Grant helps establish resource centers for grandparents
May 18, 2006
KALAMAZOO--Two Western Michigan University experts on kinship care will be setting up resource centers for custodial grandparents around the nation.
Drs. Linda Dannison and Andrea Smith recently received a $338,000 grant from the W.K. Kellogg Foundation. The money will be used to establish 10 Grandparent Resource Centers nationwide, with the goal of improving school readiness among children who are being raised by their grandparents.
According to statistics from the U.S. Census Bureau, in 2000 some 2.4 million grandparents had primary responsibility for grandchildren living in their homes. Dannison said the number of custodial grandparents more than doubled in the 1990s, for reasons including incarceration, employment issues, physical or mental health issues, abuse and neglect, and more recently military deployment. The most common reason for grandparents to assume care of their grandchildren relates to substance abuse by the biological parents, according to Dannison.
"Grandparent caregivers are not new, what's new are the reasons and the numbers," said Dannison, who is chairperson of WMU's Department of Family and Consumer Sciences. "In the past, grandchildren went to live with their grandparents primarily because of economic reasons, or perhaps because a child was orphaned. Now, the more likely reasons might be, 'My son is in jail,' or 'My daughter is mentally ill.' There's a conspiracy of guilt and shame for custodial grandparents that we didn't really have in the past."
In establishing the resource centers, Dannison and Smith will partner with established parenting centers to build programs that support custodial grandparent families. They will partner initially with the Kellogg Foundation's "SPARK" centers in the District of Columbia and seven states: Florida, Georgia, Hawaii, Mississippi, New Mexico, North Carolina and Ohio. SPARK stands for Supporting Partnerships to Assure Ready Kids. The centers are part of the foundation's school readiness program for at-risk children ages 3 to 6. The WMU pair said they hope to identify the centers and begin training this summer.
"Given that substance abuse is the main reason they come into kinship care, these children have often moved around a lot, maybe because mom or dad can't keep a job," said Smith, who is a professor of teaching, learning and leadership. "School readiness may be affected because the children's earliest environments are often inconsistent. The parents, for one reason or another, may not have been able to parent very effectively. Also, many children in kinship care were exposed prenatally to drugs or alcohol, which can also create learning difficulties."

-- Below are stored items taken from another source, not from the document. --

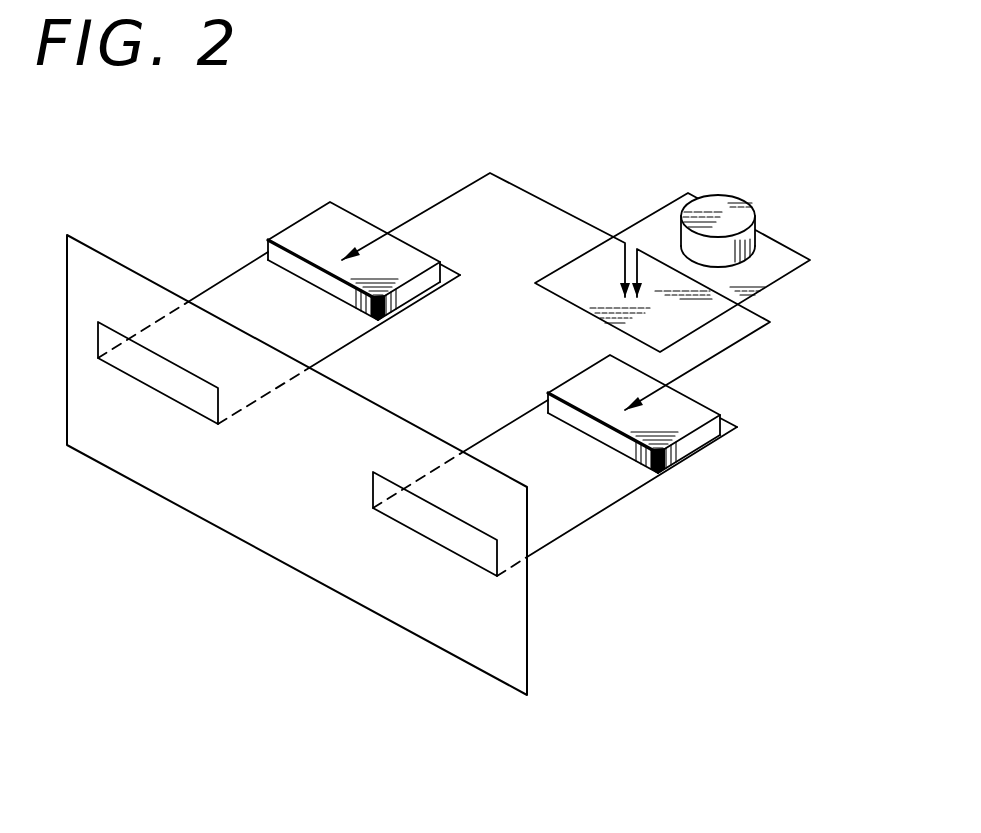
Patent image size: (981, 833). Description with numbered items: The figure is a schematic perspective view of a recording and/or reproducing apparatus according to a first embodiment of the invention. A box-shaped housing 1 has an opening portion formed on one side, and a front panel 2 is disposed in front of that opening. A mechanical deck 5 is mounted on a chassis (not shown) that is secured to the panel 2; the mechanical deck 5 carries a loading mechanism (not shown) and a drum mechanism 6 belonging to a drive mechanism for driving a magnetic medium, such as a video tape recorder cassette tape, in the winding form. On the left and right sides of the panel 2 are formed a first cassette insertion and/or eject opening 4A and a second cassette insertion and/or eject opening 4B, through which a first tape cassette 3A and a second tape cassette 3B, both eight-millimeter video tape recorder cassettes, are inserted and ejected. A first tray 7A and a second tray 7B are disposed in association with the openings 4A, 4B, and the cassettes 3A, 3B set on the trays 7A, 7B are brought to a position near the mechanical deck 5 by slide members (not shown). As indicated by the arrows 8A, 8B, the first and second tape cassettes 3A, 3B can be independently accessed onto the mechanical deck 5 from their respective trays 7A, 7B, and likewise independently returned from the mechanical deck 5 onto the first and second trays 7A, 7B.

The housing 1 is at (439, 100).
The front panel 2 is at (508, 648).
The first tape cassette 3A is at (305, 240).
The second tape cassette 3B is at (708, 437).
The first cassette insertion and/or eject opening 4A is at (133, 368).
The second cassette insertion and/or eject opening 4B is at (490, 560).
The mechanical deck 5 is at (780, 270).
The drum mechanism 6 is at (715, 202).
The first tray 7A is at (225, 313).
The second tray 7B is at (608, 495).
The arrow 8A is at (545, 205).
The arrow 8B is at (727, 352).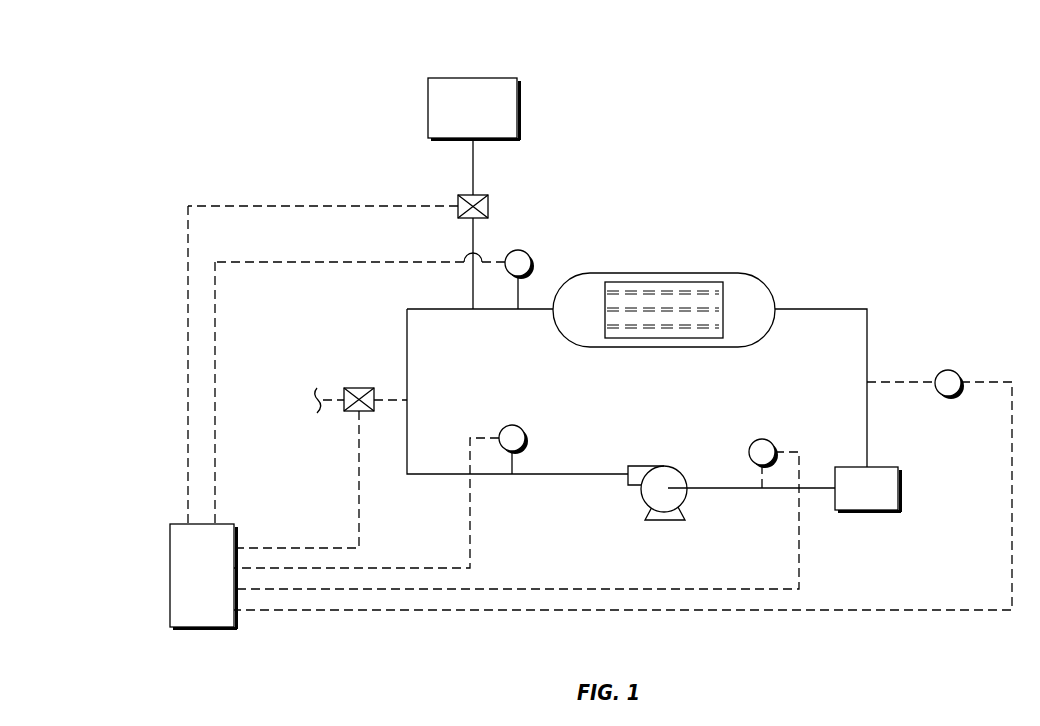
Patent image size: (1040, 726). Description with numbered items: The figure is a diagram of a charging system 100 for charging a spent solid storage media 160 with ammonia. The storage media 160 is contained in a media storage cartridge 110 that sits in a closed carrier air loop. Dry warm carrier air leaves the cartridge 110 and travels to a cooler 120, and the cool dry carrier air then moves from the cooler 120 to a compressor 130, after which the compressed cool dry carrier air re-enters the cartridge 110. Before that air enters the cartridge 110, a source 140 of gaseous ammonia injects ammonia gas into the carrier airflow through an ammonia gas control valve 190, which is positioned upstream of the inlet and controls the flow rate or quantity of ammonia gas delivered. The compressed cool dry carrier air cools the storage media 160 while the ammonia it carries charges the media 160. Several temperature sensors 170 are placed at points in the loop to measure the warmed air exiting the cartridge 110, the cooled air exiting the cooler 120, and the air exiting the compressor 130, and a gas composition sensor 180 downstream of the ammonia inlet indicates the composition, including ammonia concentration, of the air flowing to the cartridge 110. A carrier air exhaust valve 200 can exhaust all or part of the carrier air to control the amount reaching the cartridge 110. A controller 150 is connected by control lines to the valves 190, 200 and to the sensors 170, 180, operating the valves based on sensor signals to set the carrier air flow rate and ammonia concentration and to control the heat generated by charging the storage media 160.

The charging system 100 is at (230, 96).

The grant covers a two-and-a-half year period, but Smith and Dannison have developed plans for up to five years of services to the Grandparent Resource Centers. The WMU team's main role will be to train existing staff and evaluate program effectiveness. In the first year, they will offer training on establishing grandparent and grandchildren's support groups, along with in-service education for community professionals including teachers, social workers, public health staff and medical professionals. Plans for the second year include continuation of the support groups, in- home services and training for child care providers. In later years, the centers will focus on finding and implementing school readiness mentors; community education on the role of all grandparents, custodial or otherwise; and the establishment of comprehensive grandparent centers.
"I'll be surprised if any one center looks like another," said Smith. "Each center will work with a local advisory board whose members have a good handle on the community needs. Based on those needs, they'll choose the combination of services for their own community. We might have centers in Washington, D.C., Florida, New Mexico, and Hawaii--we can't assume that their needs will be one-size-fits-all."
Dannison and Smith bring to the project a wealth of knowledge and research on custodial grandparents and other kinship families. Their work has been published in a variety of books, as well as national and international journals. They have written numerous resource materials, including curriculum guides and videos that are used worldwide. The two have lectured as Fulbright scholars in England and have conducted trainings around the United States and in Canada, Ireland and Latvia on custodial grandparent issues.
The W.K. Kellogg Foundation was established in 1930 "to help people help themselves through the practical application of knowledge and resources to improve their quality of life and that of future generations." Its programming activities center around the common vision of a world in which each person has a sense of worth; accepts responsibility for self, family, community and societal well-being; and has the capacity to be productive and to help create nurturing families, responsive institutions and healthy communities.
To achieve the greatest impact, the foundation targets its grants toward specific areas. These include: health; food systems and rural development; youth and education; and philanthropy and volunteerism. Within these areas, attention is given to exploring learning opportunities in leadership; information and communication technology; capitalizing on diversity; and social and economic community development. Grants are concentrated in the United States; Latin America and the Caribbean; and the southern African countries of Botswana, Lesotho, Malawi, Mozambique, South Africa, Swaziland and Zimbabwe.